Lesson 1 Lecture & Discussion
Film as an Art

The Technology of Art and the Art of Technology

Except for oral storytelling and oral poetry, all the arts depend on some kind of technology. You have to intuit a lot about physics to make even the simplest musical instrument. There is no painting without the chemistry of paint. Theatre requires that you build a stage and make costumes or masks.

But generally, we don’t think of these simple crafts as technology. Now, we reserve that word for the electrical, mechanical, and chemical systems that were invented in the 19th century (and for their 20th-century electronic descendants). The technologies of the older arts have matured, certainly. Acrylics supersede oil paints; electric guitars join their acoustic ancestors; electric light succeeds limelight in the theatre. But the basic techniques have remained the same.

Kubrick's 2001: A Space Odyssey set the bar for special effects with its inventive use of analog technology.

Film, however, has ridden a technological roller coaster for the past hundred years.
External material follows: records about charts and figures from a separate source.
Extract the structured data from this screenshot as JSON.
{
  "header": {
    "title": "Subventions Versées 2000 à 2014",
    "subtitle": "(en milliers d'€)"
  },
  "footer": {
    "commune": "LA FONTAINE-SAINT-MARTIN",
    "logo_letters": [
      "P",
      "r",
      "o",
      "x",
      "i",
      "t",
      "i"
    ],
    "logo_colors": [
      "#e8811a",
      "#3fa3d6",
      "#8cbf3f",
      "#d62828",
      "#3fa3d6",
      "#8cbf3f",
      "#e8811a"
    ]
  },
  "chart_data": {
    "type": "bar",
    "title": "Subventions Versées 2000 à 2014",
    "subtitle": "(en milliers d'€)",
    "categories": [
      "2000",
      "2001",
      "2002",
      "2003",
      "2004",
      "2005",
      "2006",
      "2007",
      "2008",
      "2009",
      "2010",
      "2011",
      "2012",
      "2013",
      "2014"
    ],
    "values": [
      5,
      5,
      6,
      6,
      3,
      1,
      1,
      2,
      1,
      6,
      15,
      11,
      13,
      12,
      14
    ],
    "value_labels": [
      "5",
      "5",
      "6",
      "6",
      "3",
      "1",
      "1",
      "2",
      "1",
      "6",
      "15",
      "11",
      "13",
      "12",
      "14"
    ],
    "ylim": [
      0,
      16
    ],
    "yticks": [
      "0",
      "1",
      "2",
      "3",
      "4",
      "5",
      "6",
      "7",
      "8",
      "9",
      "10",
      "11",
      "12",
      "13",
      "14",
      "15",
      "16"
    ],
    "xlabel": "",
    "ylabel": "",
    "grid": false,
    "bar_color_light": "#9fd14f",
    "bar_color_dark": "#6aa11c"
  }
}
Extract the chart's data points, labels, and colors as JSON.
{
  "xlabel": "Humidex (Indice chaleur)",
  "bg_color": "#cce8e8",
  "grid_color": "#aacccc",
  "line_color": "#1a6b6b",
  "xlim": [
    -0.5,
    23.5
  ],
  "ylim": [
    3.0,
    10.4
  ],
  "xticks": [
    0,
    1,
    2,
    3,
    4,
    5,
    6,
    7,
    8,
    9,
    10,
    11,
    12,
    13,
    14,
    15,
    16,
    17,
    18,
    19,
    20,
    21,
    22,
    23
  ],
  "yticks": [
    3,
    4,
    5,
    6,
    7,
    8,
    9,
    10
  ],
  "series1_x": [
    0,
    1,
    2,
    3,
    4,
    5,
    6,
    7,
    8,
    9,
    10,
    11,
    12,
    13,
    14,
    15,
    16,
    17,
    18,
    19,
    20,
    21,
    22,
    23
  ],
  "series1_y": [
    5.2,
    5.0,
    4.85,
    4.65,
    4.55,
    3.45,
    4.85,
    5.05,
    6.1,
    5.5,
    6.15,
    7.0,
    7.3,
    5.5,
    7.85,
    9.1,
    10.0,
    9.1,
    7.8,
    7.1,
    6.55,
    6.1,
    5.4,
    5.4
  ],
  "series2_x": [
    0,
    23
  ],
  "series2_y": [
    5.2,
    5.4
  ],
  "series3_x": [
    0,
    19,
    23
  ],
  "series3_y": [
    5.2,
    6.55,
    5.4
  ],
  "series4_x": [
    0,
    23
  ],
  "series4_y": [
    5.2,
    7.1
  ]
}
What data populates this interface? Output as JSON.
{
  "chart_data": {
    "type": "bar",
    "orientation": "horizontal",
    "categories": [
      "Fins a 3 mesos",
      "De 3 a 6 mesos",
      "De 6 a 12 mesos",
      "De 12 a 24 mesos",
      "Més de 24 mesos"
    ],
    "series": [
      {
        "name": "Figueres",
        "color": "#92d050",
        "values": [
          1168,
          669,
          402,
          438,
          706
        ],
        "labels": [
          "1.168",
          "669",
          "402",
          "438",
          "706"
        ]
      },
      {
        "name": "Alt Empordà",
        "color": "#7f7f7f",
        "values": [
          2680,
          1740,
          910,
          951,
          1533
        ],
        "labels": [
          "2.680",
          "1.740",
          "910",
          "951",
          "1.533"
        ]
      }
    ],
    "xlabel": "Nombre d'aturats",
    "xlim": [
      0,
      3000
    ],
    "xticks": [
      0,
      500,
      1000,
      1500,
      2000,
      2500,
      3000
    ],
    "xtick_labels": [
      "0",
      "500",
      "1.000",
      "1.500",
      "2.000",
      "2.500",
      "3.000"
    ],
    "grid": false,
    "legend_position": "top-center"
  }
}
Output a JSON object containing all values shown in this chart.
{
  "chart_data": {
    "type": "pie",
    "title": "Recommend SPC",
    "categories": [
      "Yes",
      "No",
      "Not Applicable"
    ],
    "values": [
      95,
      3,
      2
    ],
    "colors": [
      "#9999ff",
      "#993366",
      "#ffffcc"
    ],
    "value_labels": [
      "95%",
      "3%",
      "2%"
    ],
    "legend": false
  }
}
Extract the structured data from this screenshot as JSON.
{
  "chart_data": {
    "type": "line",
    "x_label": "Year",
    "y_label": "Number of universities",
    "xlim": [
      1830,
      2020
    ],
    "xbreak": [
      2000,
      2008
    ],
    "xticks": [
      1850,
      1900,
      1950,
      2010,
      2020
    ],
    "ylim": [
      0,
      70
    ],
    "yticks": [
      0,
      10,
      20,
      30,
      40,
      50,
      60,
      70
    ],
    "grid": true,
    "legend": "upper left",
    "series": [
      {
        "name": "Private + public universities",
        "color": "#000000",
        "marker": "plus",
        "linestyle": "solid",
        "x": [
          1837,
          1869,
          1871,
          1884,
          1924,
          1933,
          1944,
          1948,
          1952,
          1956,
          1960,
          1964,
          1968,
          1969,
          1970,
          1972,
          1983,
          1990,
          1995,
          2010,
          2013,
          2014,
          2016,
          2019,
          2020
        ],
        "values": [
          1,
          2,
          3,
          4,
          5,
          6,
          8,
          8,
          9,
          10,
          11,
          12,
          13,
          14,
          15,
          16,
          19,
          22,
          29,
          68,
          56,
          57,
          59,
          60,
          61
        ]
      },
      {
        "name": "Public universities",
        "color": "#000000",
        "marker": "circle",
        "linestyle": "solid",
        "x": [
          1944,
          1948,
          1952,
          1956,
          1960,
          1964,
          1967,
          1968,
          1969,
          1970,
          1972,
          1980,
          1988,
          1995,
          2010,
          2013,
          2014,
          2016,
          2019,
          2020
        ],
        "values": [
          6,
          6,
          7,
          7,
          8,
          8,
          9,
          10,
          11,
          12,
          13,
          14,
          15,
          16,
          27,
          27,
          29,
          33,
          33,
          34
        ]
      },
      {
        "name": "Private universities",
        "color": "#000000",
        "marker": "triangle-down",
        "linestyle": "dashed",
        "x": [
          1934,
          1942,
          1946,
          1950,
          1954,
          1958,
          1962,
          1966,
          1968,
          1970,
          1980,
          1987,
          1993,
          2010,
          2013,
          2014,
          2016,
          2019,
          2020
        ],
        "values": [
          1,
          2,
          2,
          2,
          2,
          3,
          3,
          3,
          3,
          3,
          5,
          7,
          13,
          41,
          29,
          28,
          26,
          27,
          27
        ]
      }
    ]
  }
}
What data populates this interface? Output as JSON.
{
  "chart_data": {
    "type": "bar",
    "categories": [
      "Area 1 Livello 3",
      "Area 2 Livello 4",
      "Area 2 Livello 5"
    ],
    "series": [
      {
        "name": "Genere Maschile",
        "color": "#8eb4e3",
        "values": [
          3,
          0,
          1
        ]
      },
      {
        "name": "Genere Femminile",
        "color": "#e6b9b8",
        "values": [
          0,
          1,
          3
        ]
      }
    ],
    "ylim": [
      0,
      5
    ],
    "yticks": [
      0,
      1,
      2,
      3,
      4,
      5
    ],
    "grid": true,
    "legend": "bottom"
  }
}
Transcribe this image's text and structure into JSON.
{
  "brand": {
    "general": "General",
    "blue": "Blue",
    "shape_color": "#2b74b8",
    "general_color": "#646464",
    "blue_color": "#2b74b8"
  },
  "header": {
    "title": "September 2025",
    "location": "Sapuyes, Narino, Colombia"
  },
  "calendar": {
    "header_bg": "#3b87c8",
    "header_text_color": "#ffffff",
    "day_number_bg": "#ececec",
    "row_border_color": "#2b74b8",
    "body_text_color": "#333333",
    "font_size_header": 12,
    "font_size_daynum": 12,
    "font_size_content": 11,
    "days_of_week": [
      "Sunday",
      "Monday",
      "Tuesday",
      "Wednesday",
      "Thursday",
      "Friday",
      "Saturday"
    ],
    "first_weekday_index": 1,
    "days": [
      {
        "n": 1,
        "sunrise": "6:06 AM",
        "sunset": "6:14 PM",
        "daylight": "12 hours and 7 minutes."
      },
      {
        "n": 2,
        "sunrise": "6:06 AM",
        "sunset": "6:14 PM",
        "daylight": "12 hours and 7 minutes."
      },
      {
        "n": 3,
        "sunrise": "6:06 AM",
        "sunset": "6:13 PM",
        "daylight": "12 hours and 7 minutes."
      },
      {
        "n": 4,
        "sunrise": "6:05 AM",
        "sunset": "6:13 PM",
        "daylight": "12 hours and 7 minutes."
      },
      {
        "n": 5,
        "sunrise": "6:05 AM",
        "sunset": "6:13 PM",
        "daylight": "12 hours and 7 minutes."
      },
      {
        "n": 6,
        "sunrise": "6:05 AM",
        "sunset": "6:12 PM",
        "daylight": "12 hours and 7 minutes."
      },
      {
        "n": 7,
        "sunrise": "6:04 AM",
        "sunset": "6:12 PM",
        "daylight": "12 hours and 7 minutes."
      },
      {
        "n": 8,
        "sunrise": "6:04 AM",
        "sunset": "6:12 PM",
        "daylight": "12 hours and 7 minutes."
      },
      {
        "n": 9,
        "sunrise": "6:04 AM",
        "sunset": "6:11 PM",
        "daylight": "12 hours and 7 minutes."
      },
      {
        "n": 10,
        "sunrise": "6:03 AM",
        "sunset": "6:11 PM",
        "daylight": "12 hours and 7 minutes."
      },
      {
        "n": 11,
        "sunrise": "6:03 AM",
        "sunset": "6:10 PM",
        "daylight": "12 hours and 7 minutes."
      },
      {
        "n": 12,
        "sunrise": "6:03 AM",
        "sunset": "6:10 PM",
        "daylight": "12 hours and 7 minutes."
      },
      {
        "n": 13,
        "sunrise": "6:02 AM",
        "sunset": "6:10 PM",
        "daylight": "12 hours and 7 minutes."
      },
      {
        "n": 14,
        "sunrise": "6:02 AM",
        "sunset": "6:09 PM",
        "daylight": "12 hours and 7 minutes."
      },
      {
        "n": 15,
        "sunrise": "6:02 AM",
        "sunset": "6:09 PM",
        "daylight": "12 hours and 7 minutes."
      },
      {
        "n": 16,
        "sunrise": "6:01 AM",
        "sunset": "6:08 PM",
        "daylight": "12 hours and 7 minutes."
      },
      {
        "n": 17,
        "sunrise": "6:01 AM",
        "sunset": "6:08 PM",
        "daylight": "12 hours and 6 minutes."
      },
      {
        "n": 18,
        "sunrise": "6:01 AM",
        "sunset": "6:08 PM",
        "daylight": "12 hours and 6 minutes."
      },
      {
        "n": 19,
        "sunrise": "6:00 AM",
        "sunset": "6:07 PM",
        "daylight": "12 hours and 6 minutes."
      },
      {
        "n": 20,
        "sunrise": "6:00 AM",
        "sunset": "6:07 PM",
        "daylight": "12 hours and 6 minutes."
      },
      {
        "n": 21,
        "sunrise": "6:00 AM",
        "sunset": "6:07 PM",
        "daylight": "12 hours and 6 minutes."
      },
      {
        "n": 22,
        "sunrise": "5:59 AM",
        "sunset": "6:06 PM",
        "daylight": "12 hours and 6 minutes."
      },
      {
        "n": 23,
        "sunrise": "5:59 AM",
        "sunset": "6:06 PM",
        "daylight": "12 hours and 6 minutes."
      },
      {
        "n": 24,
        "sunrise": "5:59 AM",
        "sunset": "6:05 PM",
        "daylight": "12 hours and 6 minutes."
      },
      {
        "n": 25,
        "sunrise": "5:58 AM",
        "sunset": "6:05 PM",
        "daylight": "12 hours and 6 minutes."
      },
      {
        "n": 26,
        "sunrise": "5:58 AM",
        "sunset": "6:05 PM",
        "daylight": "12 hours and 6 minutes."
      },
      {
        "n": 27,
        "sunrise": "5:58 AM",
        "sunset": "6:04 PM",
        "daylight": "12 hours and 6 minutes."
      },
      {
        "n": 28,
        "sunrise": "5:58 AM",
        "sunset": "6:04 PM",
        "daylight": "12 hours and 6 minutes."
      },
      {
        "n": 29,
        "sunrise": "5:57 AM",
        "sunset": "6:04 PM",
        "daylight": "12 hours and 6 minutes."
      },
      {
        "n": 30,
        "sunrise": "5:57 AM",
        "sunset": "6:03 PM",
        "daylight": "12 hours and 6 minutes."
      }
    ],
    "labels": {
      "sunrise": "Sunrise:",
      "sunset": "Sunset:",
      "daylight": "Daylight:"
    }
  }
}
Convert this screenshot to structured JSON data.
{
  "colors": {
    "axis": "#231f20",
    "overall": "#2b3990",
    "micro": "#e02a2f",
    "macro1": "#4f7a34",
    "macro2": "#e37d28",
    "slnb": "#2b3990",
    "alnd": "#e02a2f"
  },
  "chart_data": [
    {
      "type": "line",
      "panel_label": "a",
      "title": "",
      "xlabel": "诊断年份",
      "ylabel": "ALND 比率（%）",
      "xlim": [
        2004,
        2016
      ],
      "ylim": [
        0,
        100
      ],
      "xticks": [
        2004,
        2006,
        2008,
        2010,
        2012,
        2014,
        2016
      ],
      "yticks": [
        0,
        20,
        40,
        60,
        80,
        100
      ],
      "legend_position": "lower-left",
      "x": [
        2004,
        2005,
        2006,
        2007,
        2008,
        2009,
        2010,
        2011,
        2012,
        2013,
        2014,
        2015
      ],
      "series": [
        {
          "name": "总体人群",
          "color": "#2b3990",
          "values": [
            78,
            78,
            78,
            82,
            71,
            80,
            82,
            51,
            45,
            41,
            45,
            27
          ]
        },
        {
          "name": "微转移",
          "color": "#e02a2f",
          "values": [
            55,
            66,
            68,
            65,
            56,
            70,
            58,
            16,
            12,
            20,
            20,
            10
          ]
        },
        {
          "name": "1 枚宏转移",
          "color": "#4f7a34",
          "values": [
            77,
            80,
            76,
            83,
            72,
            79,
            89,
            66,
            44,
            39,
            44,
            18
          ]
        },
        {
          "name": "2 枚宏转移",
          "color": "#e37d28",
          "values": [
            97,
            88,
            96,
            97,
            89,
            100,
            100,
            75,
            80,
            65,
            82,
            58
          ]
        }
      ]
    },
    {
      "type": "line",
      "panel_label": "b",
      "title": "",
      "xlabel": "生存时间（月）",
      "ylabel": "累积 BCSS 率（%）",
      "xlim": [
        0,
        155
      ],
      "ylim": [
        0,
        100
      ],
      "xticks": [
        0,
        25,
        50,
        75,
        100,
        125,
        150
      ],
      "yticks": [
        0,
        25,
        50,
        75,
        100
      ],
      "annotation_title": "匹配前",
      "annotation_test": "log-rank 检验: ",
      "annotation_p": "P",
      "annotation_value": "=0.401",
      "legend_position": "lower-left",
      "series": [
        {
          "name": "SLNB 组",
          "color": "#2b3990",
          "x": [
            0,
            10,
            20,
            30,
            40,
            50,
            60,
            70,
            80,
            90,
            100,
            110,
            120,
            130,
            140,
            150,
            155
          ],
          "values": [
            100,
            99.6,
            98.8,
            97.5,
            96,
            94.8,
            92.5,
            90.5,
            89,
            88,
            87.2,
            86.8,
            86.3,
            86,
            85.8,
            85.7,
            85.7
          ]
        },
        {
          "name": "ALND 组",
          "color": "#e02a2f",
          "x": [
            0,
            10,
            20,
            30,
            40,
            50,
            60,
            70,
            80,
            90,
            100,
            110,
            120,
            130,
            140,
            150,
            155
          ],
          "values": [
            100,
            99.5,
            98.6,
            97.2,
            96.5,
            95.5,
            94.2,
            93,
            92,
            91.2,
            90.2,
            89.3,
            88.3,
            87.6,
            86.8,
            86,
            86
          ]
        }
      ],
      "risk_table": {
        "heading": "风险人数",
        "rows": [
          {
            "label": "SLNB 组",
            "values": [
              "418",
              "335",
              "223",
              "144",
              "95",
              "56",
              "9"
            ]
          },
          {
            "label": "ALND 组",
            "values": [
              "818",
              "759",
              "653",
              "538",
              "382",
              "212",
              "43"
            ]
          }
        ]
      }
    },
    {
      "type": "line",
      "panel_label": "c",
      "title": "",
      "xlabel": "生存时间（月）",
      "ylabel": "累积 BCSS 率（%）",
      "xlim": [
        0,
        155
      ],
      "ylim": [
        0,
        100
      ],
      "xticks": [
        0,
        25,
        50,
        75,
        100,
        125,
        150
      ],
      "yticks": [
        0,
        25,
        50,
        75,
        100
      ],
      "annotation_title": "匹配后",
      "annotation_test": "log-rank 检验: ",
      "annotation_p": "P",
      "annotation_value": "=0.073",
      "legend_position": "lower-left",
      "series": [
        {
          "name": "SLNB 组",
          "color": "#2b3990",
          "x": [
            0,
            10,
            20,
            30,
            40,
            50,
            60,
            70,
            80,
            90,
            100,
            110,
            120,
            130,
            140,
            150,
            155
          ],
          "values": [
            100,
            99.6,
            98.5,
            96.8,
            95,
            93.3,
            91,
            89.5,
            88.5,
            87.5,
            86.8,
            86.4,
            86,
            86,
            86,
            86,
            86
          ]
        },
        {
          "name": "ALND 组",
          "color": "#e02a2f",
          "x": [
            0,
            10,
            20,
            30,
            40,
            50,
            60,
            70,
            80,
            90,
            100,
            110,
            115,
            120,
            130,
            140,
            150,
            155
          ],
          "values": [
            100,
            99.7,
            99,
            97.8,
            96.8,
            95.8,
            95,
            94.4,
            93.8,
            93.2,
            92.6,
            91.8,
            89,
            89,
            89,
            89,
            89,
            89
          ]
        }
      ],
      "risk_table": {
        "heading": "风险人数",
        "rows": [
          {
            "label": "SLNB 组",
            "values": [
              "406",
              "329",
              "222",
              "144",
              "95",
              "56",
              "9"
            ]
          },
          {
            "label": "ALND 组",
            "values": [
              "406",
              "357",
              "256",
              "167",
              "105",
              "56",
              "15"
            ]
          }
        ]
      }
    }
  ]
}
No other art is so dependent on modern technology. So, to understand how film talks to us, we need to spend some considerable time investigating that technology. Kubrick’s 2001: A Space Odyssey is a central film here. Although it was made a generation ago, it set the tone for the use of (and advancements in) film technology that still pertains today.

For the first 30 or 40 years, the technologies of recording sound and recording images developed separately. It wasn’t that they didn’t want to marry; they hadn’t found a way. In the late 1920s, that union was finally consummated when the first talking movies appeared and the first broadcast television system was demonstrated. From that point on, sound and image were conjoined. Sometimes the relationship has been stormy, but the medium we are talking about combines both these senses. Action-adventure films might survive without sound (even though the explosions and gunfights would have significantly less impact), but would you want to watch a silent Singin’ in the Rain?

So now we are dealing with a spectrum of recording art, from music without video to TV sitcoms with laugh tracks; from seven-channel-surround-sound blockbuster movies to IMAX experiences; from 6,000 MP3 songs stored on your iPod to constantly saved 10-hour blocks of video on your TiVo.

Film is enormously―and increasingly―technological. Gazillions of man-hours (to use the Internet term) have gone into developing this technology during the last hundred years and more. The digital revolution has increased the technology quotient a thousand-fold. Kubrick’s 2001 set the tone for a generation, but James Cameron’s Terminator 2: Judgment Day (1991), 23 years later, upped the ante with its use of digital effects.

At the same time, conversely, there is a good bit of esthetic pleasure in the technology itself—the technical systems people have come up with to record and display images and sounds are remarkably ingenious. We’ll spend some time appreciating that genius during this course. You’ll find that the basic technical precepts are a lot less daunting than you might imagine―and, hopefully, even enjoyable!

Many of the devices designed to capture images and sounds―and display them―have found their way into museums as art objects themselves. Collectors trade old Bolex cameras, Moviola editing machines, and Cinématographe cameras/projectors not only because they are beautifully designed but also because of the creative thinking that went into their engineering. Wealthy audiophiles and videophiles often spend tens of thousands of dollars on their gear not only to get the best sound and image, but also because that gear is cool to look at and talk about. Indeed, as movies and music have moved from remote theaters into our living rooms, the medium has provided industrial designers their greatest platform to show off their skills. Indeed, "gearheads" are mavens of the art of design!

The point? To know how to read a film you have to know something about this huge technological base. The study of that technology will take up a good bit of our time here. We’ll begin with it in Lesson 2, "The Technology of Filmmaking."